New | ‘Hundreds of graves’ lying in Hong Kong's country parks and green belts

Environmental groups record the number of licensed burials grounds impinging on environmentally sensitive areas in Yuen Long and North District

Hundreds of ancestral burial grounds across the New Territories are encroaching on sensitive areas zoned for conservation and are threatening the environment, green groups say.

At least 27 officially sanctioned grave sites in Yuen Long straddle conservation areas, while four are inside country parks and at least one is near a site of special scientific interest, according to the Land Justice League.

In North District, the group counted six permitted burial grounds that were in or near conservation areas and 20 that were located in or near country parks.

Green activists blame a “primitive” application system run by the Home Affairs Department for the unbridled land occupation.

“You can pretty much put a grave anywhere and the bureau will have no idea as it never goes to check,” Eddie Tse Sai-kit, convenor of the Alliance for the Concern over Columbarium Policy, said on Tuesday.

The two groups came up with their findings a week after the Ombudsman announced an investigation into alleged mismanagement and abuses at burial grounds for indigenous New Territories villagers.

A 30-year-old policy allows indigenous villagers to build dedicated hillside graves for their dead on 500 sites over 4,000 hectares across the New Territories.

That compares to just 800 hectares set aside for most of Hong Kong’s non-indigenous villager population for cemeteries and crematoriums.

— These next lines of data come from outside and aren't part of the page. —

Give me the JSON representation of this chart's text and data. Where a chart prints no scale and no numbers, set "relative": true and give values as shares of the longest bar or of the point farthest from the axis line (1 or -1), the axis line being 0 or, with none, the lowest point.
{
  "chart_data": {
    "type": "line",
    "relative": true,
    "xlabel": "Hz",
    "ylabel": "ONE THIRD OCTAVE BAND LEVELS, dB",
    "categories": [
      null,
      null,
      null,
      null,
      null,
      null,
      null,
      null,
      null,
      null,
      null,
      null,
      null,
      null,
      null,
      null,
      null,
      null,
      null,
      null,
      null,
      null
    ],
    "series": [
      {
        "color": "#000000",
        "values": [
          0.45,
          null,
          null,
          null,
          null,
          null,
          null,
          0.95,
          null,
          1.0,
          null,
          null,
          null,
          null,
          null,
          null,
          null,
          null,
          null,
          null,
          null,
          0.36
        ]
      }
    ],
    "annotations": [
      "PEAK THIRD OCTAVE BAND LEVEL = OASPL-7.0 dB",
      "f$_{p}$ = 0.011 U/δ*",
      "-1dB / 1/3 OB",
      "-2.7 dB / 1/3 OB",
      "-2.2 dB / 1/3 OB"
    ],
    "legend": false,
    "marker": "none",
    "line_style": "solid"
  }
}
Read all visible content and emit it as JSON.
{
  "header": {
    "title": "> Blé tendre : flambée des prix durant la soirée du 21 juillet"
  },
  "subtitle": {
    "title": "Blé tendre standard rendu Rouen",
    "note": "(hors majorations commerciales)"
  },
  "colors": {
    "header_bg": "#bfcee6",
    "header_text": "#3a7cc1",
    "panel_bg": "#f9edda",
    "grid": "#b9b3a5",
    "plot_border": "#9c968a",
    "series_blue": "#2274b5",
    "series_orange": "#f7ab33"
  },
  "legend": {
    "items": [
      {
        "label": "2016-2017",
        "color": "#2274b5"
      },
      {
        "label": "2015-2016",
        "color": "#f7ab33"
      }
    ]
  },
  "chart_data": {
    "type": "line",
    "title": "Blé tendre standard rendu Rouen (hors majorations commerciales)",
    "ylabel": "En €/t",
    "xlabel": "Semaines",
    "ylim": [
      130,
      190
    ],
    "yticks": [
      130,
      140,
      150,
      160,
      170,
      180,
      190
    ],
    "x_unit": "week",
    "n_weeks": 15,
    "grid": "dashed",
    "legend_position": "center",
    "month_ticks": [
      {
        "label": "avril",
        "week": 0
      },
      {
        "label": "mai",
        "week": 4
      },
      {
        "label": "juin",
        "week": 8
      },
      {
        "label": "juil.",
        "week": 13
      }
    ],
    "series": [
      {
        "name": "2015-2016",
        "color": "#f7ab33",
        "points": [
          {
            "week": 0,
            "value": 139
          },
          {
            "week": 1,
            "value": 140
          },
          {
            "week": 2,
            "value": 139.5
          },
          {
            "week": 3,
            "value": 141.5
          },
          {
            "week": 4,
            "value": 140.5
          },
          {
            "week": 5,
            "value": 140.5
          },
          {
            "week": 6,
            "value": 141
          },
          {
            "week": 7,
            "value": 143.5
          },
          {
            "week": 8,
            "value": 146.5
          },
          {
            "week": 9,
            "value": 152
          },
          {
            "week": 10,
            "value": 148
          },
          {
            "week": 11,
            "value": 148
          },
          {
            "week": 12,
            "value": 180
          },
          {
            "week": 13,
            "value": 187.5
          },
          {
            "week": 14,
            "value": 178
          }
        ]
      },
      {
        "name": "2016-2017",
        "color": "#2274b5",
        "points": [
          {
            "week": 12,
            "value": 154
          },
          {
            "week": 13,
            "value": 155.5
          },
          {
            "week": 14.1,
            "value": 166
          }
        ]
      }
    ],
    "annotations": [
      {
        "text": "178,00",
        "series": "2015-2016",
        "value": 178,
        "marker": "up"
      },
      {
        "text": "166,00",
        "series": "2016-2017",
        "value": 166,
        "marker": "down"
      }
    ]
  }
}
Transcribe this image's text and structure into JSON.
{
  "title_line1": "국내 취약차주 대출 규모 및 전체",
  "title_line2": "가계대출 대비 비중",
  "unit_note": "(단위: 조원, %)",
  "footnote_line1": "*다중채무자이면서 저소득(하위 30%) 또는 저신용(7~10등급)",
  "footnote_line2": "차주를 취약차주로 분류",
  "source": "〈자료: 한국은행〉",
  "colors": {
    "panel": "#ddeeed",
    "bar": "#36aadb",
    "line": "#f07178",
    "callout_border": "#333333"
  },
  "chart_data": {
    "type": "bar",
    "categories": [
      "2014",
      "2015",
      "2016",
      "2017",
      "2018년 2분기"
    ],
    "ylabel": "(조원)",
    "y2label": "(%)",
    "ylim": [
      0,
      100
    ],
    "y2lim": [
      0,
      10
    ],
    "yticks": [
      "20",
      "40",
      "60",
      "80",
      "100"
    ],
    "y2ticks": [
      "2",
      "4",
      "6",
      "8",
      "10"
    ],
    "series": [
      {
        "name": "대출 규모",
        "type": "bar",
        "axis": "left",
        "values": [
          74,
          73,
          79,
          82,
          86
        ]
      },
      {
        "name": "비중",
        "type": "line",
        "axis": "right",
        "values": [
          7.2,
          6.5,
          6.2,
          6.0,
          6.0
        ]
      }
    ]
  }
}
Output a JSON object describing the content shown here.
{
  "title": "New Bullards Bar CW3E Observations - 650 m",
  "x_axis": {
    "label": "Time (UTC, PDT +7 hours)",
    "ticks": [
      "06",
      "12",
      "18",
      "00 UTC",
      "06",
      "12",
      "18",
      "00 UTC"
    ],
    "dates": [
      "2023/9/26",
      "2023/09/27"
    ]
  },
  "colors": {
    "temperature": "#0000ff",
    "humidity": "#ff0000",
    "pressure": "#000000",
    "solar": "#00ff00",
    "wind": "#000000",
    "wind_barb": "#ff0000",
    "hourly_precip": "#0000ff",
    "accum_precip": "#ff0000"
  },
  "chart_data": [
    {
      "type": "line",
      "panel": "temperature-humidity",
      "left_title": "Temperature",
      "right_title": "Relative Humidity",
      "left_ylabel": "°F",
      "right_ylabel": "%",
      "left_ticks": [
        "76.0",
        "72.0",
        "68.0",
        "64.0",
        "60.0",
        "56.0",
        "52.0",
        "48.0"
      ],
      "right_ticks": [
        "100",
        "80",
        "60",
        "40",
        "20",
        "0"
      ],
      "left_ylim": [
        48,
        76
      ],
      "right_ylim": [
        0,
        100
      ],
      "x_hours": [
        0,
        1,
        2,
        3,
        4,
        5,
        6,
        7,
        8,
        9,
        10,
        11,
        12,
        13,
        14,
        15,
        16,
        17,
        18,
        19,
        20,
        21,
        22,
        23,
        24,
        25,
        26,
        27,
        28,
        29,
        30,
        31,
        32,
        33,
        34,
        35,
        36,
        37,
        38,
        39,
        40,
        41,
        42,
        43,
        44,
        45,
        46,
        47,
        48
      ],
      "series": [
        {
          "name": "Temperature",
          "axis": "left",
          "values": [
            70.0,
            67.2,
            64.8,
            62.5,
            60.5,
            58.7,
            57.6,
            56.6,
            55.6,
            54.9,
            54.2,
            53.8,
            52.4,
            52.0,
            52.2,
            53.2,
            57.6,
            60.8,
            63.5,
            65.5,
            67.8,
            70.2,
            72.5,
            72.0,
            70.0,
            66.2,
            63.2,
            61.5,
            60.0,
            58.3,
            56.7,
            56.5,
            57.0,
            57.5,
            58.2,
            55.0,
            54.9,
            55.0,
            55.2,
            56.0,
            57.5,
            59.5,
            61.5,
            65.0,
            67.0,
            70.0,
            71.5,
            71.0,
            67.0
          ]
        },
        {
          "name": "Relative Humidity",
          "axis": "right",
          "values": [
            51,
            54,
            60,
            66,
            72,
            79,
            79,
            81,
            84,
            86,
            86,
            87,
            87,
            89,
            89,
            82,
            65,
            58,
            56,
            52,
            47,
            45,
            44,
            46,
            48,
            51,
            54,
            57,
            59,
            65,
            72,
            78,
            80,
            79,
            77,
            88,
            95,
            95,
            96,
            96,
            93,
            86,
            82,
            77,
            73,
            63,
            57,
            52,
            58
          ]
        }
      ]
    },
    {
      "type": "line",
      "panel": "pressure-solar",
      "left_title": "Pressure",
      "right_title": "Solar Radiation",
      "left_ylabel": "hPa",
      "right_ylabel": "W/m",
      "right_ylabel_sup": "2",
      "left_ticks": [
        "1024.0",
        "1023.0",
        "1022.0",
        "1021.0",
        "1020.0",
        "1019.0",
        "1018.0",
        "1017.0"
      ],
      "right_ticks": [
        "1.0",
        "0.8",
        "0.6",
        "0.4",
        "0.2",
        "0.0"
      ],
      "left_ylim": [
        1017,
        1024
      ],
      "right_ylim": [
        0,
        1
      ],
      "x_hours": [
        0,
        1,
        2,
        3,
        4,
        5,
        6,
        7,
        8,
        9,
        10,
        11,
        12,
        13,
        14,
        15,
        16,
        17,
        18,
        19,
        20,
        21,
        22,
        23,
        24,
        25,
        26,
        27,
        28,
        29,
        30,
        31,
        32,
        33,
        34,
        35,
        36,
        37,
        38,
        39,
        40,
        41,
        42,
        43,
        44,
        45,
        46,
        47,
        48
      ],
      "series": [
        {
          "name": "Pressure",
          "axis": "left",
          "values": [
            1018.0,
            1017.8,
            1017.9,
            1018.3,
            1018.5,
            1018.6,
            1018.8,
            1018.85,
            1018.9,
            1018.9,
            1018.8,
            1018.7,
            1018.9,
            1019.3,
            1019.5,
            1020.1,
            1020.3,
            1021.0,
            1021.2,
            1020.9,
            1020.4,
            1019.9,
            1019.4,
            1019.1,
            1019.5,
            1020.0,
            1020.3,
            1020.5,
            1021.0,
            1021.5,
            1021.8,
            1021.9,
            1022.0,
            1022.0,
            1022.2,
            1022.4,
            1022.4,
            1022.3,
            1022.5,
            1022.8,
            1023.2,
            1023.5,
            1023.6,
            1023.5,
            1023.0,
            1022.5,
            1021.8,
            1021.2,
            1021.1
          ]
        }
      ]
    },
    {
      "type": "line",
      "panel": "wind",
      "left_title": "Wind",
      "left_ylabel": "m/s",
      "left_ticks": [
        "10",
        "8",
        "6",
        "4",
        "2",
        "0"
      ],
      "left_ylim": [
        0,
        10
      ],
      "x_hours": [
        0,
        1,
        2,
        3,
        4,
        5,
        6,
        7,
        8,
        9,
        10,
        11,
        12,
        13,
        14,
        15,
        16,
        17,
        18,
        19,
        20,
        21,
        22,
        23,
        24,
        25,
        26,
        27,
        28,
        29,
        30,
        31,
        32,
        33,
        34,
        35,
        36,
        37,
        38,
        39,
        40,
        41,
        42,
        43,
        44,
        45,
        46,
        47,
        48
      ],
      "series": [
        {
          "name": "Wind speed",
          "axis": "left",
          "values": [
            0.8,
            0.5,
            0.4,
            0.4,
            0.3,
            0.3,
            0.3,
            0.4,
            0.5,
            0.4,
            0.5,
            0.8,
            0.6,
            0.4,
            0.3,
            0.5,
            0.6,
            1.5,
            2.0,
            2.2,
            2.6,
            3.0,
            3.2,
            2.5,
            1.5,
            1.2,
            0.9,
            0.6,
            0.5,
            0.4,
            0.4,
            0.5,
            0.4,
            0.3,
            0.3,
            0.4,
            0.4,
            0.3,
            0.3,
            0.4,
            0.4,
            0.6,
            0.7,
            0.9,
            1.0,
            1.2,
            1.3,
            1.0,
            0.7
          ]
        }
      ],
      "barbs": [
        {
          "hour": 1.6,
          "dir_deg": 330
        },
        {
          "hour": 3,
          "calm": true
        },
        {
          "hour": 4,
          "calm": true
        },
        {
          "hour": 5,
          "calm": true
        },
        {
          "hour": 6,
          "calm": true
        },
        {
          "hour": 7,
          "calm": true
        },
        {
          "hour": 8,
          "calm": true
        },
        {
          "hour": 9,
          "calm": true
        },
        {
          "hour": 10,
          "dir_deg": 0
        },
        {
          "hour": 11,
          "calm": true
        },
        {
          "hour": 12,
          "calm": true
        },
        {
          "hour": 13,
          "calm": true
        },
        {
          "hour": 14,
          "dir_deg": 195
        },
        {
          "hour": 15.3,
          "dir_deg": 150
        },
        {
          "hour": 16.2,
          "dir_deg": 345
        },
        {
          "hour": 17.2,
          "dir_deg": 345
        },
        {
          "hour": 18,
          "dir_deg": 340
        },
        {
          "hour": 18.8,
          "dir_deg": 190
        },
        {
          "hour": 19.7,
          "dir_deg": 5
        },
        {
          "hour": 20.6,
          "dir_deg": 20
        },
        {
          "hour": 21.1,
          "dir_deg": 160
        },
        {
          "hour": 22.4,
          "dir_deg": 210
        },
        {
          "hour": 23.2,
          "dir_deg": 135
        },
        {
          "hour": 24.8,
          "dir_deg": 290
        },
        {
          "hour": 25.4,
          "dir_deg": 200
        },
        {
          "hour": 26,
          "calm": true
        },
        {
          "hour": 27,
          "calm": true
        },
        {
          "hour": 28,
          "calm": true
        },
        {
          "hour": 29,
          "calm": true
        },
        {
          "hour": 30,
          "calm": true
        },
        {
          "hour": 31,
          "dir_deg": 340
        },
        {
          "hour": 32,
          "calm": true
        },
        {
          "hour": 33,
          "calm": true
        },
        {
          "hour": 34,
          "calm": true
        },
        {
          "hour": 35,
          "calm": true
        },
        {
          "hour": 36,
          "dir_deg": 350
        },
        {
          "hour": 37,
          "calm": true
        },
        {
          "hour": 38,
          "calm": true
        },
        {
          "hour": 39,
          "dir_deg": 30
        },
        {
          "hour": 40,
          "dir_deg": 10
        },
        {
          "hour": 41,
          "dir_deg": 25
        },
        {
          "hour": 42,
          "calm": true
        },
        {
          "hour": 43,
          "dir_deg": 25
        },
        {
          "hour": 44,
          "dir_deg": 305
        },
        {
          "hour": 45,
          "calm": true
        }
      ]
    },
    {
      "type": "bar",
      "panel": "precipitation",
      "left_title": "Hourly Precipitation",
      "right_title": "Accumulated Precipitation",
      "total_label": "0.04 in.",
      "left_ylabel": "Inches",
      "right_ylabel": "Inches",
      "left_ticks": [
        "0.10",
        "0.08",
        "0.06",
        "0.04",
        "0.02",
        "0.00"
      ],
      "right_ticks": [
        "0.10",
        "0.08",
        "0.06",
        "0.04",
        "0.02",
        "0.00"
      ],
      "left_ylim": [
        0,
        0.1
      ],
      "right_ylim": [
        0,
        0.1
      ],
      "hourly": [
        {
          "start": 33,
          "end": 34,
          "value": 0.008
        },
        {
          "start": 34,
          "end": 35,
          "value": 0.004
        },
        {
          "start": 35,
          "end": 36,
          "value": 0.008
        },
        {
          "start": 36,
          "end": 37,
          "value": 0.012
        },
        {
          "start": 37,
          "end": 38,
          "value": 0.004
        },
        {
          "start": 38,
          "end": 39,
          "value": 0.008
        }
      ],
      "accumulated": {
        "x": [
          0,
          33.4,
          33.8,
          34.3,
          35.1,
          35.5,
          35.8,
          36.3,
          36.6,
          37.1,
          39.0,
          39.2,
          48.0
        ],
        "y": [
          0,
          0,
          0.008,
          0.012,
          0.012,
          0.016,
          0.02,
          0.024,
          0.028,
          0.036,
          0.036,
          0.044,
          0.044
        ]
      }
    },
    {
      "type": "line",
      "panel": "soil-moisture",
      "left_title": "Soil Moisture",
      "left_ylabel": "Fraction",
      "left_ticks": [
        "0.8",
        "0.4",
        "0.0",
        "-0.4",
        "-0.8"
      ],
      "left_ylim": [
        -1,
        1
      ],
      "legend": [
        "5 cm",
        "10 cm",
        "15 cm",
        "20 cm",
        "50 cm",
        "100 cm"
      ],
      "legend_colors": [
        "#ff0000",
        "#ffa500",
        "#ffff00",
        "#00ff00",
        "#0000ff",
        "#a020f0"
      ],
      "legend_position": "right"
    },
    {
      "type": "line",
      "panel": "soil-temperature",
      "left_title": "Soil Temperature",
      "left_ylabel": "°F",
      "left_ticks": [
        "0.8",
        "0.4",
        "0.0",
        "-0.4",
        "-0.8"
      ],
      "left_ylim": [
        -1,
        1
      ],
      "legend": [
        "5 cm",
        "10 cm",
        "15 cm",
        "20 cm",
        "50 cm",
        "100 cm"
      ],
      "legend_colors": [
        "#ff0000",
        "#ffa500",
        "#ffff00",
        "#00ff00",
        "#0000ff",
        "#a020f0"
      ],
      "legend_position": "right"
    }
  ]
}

“Hong Kong land is already so scarce, but indigenous villagers can still buy and expand grave sites? This is an unfair land-use policy on the part of the government,” league founder Chu Hoi-dick said.

The bureau would clear itself of all responsibility once it issued the approval to villagers, the groups said.

“Responsibility then bounces from the Lands Department to the Planning Department and to the Agriculture, Fisheries and Conservation Department,” Tse said.

Home Affairs Department data shows an average of 900 to 1,000 approved burials in each of the past five years.

As for unlicensed graves, planning laws dating to 1983 restrict their building, but Tse said new burial sites had suddenly proliferated after 2007.

In theory, villagers must present a death certificate before applying to build a grave. But many graves were built unmarked and unnamed, he said.

The league has called for strengthened regulations and checks on how indigenous villagers build graves and for greater transparency in the process.

“The building of graves should not be allowed in conservation areas or country parks, either,” Chu said.

“Trees and bushes have been cleared and uprooted for large graves. Those built in heavily forested areas can cause bush fires,” Tse added. “The environment is already destroyed before there is anything in the grave.”